The deal seems to be working. Martha Stewart Living is still showing robust sales at the newsstand and subscriptions are still strong. This year, too, readers were treated to two special issues (there were none in 2014) which is a positive sign of financial security. A special edition of Everyday Food magazine was released last spring and a special Halloween issue came out this fall.
The biggest news of 2015, however, must be the sale of Martha Stewart Living Omnimedia to Sequential Brands Group Inc., which bought Martha's company for $353-million. Many people saw this as a kind of death knell for the company Martha founded in the 1990s and took public in 1997, a relinquishing of control that would have been unheard of for Martha ten years ago. Far from being a fatalistic blow, however, the purchase of MSLO by Sequential ensures its survival. There was growing evidence to suggest that Martha's company would likely not have survived another two or three years had it continued on its path of declining revenue and disappointing performance on the stock market. Martha can now use Sequential's coffers, as well as its vast influence and international reach, to leverage the company and her eponymous merchandising brands to new heights of popularity. While stock in MSLO will be dissolved (it is no longer a publicly-traded company) there is security and comfort for her customers knowing that the Martha Stewart name will continue. Late in 2015, too, Meredith revised its deal with Martha and signed a new 10-year partnership agreement that now assumes the editorial teams for both magazines and their respective websites.
For us, the consumers, this is good news. It ensures new growth for our favourite magazines and alleviates the fears that they will suddenly stop publishing - a genuine fear I personally experienced. There was a time when I felt unsure of Martha Stewart Living's future as a print publication, but those fears have now been put to rest.

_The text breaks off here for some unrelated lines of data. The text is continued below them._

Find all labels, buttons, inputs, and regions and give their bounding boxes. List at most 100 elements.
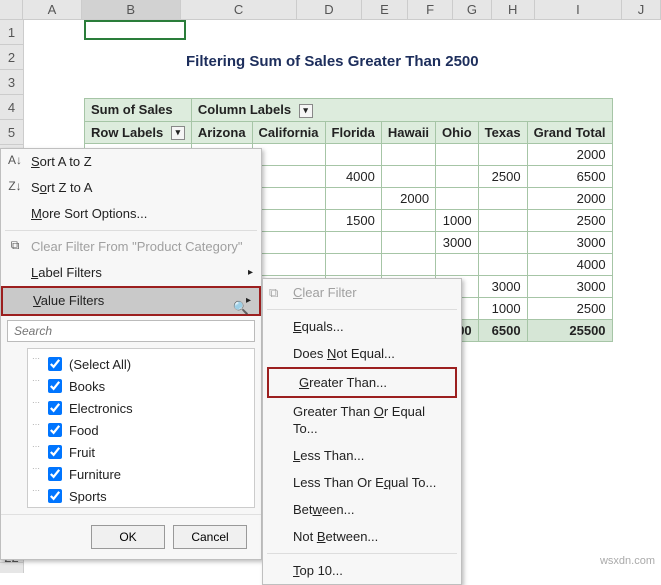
col-grand-total[interactable]: Grand Total <box>527 121 612 144</box>
data-cell[interactable]: 4000 <box>527 254 612 276</box>
data-cell[interactable] <box>381 166 435 188</box>
data-cell[interactable] <box>478 144 527 166</box>
check-box[interactable] <box>48 357 62 371</box>
data-cell[interactable]: 2500 <box>478 166 527 188</box>
data-cell[interactable]: 3000 <box>436 232 479 254</box>
row-header-4[interactable]: 4 <box>0 95 23 120</box>
col-arizona[interactable]: Arizona <box>191 121 252 144</box>
col-header-g[interactable]: G <box>453 0 492 19</box>
check-box[interactable] <box>48 423 62 437</box>
data-cell[interactable]: 6500 <box>527 166 612 188</box>
check-item[interactable]: Food <box>32 419 250 441</box>
data-cell[interactable]: 3000 <box>527 276 612 298</box>
check-item[interactable]: Electronics <box>32 397 250 419</box>
data-cell[interactable] <box>252 232 325 254</box>
col-header-f[interactable]: F <box>408 0 453 19</box>
check-box[interactable] <box>48 467 62 481</box>
data-cell[interactable] <box>325 254 381 276</box>
data-cell[interactable] <box>325 188 381 210</box>
check-box[interactable] <box>48 379 62 393</box>
value-filters[interactable]: Value Filters ▸ <box>1 286 261 316</box>
sort-a-to-z[interactable]: A↓ Sort A to Z <box>1 149 261 175</box>
data-cell[interactable] <box>252 166 325 188</box>
check-item[interactable]: (Select All) <box>32 353 250 375</box>
data-cell[interactable]: 3000 <box>478 276 527 298</box>
data-cell[interactable]: 2000 <box>527 144 612 166</box>
col-hawaii[interactable]: Hawaii <box>381 121 435 144</box>
filter-checklist[interactable]: (Select All)BooksElectronicsFoodFruitFur… <box>27 348 255 508</box>
data-cell[interactable]: 2500 <box>527 298 612 320</box>
data-cell[interactable]: 1000 <box>436 210 479 232</box>
data-cell[interactable] <box>436 188 479 210</box>
data-cell[interactable] <box>436 166 479 188</box>
sub-gte[interactable]: Greater Than Or Equal To... <box>263 398 461 442</box>
col-header-h[interactable]: H <box>492 0 535 19</box>
sub-lte[interactable]: Less Than Or Equal To... <box>263 469 461 496</box>
col-header-e[interactable]: E <box>362 0 409 19</box>
data-cell[interactable]: 1000 <box>478 298 527 320</box>
row-header-3[interactable]: 3 <box>0 70 23 95</box>
sub-top-10[interactable]: Top 10... <box>263 557 461 584</box>
col-texas[interactable]: Texas <box>478 121 527 144</box>
sub-greater-than[interactable]: Greater Than... <box>267 367 457 398</box>
row-labels-header[interactable]: Row Labels ▾ <box>85 121 192 144</box>
data-cell[interactable]: 2000 <box>381 188 435 210</box>
data-cell[interactable] <box>252 210 325 232</box>
column-labels-filter-button[interactable]: ▾ <box>299 104 313 118</box>
data-cell[interactable]: 25500 <box>527 320 612 342</box>
col-florida[interactable]: Florida <box>325 121 381 144</box>
data-cell[interactable]: 2500 <box>527 210 612 232</box>
sub-not-between[interactable]: Not Between... <box>263 523 461 550</box>
check-box[interactable] <box>48 489 62 503</box>
col-header-d[interactable]: D <box>297 0 361 19</box>
sub-less-than[interactable]: Less Than... <box>263 442 461 469</box>
data-cell[interactable] <box>252 188 325 210</box>
row-header-1[interactable]: 1 <box>0 20 23 45</box>
column-labels-header[interactable]: Column Labels ▾ <box>191 99 612 122</box>
data-cell[interactable] <box>381 144 435 166</box>
col-header-j[interactable]: J <box>622 0 661 19</box>
row-header-2[interactable]: 2 <box>0 45 23 70</box>
data-cell[interactable] <box>436 144 479 166</box>
col-header-c[interactable]: C <box>181 0 298 19</box>
cancel-button[interactable]: Cancel <box>173 525 247 549</box>
check-item[interactable]: Furniture <box>32 463 250 485</box>
data-cell[interactable]: 6500 <box>478 320 527 342</box>
data-cell[interactable] <box>325 232 381 254</box>
data-cell[interactable] <box>478 210 527 232</box>
select-all-cell[interactable] <box>0 0 23 19</box>
data-cell[interactable] <box>436 254 479 276</box>
check-item[interactable]: Sports <box>32 485 250 507</box>
data-cell[interactable] <box>478 254 527 276</box>
check-item[interactable]: Toys <box>32 507 250 508</box>
data-cell[interactable] <box>478 188 527 210</box>
data-cell[interactable]: 4000 <box>325 166 381 188</box>
more-sort-options[interactable]: More Sort Options... <box>1 201 261 227</box>
row-labels-filter-button[interactable]: ▾ <box>171 126 185 140</box>
data-cell[interactable]: 2000 <box>527 188 612 210</box>
data-cell[interactable] <box>381 232 435 254</box>
ok-button[interactable]: OK <box>91 525 165 549</box>
data-cell[interactable]: 3000 <box>527 232 612 254</box>
sub-does-not-equal[interactable]: Does Not Equal... <box>263 340 461 367</box>
check-box[interactable] <box>48 401 62 415</box>
data-cell[interactable]: 1500 <box>325 210 381 232</box>
label-filters[interactable]: Label Filters ▸ <box>1 260 261 286</box>
data-cell[interactable] <box>325 144 381 166</box>
col-header-b[interactable]: B <box>82 0 181 19</box>
col-california[interactable]: California <box>252 121 325 144</box>
search-input[interactable] <box>7 320 255 342</box>
data-cell[interactable] <box>478 232 527 254</box>
sub-between[interactable]: Between... <box>263 496 461 523</box>
data-cell[interactable] <box>252 254 325 276</box>
data-cell[interactable] <box>252 144 325 166</box>
col-header-i[interactable]: I <box>535 0 622 19</box>
check-box[interactable] <box>48 445 62 459</box>
sub-equals[interactable]: Equals... <box>263 313 461 340</box>
sort-z-to-a[interactable]: Z↓ Sort Z to A <box>1 175 261 201</box>
check-item[interactable]: Books <box>32 375 250 397</box>
check-item[interactable]: Fruit <box>32 441 250 463</box>
row-header-5[interactable]: 5 <box>0 120 23 145</box>
col-ohio[interactable]: Ohio <box>436 121 479 144</box>
data-cell[interactable] <box>381 210 435 232</box>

Let's look at the year that was in 2015 for Martha Stewart Living...
One exception was the departure of Lucinda Scala-Quinn. She stepped down as the editorial director of food and entertaining to pursue her own opportunities: the development of her "Mad Hungry" brand and a new cookbook on the way this spring. Replacing her is longtime Martha Stewart food editor, Sarah Carey.
There were also no new columns or design changes in its pages. It was a year for the editors to maintain stability with a consistent voice, look and purpose - to stay the course. I did notice quite a heavy focus on American Made content, which I think is wonderful. I love reading about the people behind the homegrown businesses that make American living more interesting and enjoyable. A front-of-book feature about American Made nominees regularly appeared in the magazine and a last-page feature on an American Made business was a staple in each issue. There is still a very heavy reliance on food content, too, which is perhaps Martha's best-selling content area. I am of two minds about this: I like reading about food but not always at the expense of Martha's other core content areas, such as crafting, gardening and decorating.
For voracious collectors, there were few significant specialties to garner in 2015 aside from the special issues mentioned above, but there were a couple of exceptions. The April issue featured two different covers: a newsstand cover (shown at left) and a subscriber cover, at right. The most notable collector's item was the December/January issue, which was the magazine's 25th anniversary issue and a self-described "Collectors Edition". It featured a painting on the cover by artist Will Cotton - the first time the magazine featured a painting on the cover - and is a must-have for anyone who is interested in collecting anniversary issues.
In terms of covers, the magazine produced one of its best and one of its worst covers in 2015. The best was the December/January cover, which was so full of imagination, whimsy and creativity - a truly joyous cover that felt new and exciting to the reader. The worst was the February issue with its rows of greasy-looking croque monsieur (and croque madame) sandwiches. I still have a difficult time looking at this cover. It just doesn't say "Martha" to me. Despite the fact that these sandwiches are actually very delicious and the photograph, on its own, is perfectly fine, the image really did not deserve a starring role on the cover of an issue traditionally devoted to Valentine's Day, which was not even mentioned on the cover, incidentally. Crafters and lovebirds who regularly turn to Martha for some crafting inspiration for the season of love were met instead with a sea of "ooey-gooey cheese." The content was actually very good in this issue (with plenty of Valentine's Day content), but the cover missed the mark. I'm so hopeful that the cover of the February issue for 2016 will be as unlike its 2015 predecessor as possible.
OF STACKED FOOD AND PLATTERS:
There has been a trend in recent years at Martha Stewart Living to use food on most of its covers. I am fully aware that this is a selling feature, since food magazines sell better than any other category of magazine on the stands today, but Living encompasses so much more than this. As a reader, I would love a return to a more balanced array of cover imagery that speaks to the company's vast array of content themes. In addition, I would like to see the magazine move away from imagery that depicts food in rows or stacks or piles, or tossed onto platters to appear rustic and casual. It's been exhausted, as you can see from the images above, which span several years of publication. If food is to be the visual subject matter, plate it beautifully or simplify it to the point of iconography. Make it special. Those are just some suggestions.
What are your thoughts about the year that was at Martha Stewart Living? Any favourite issues, favorite covers, constructive criticisms? I'd love to hear!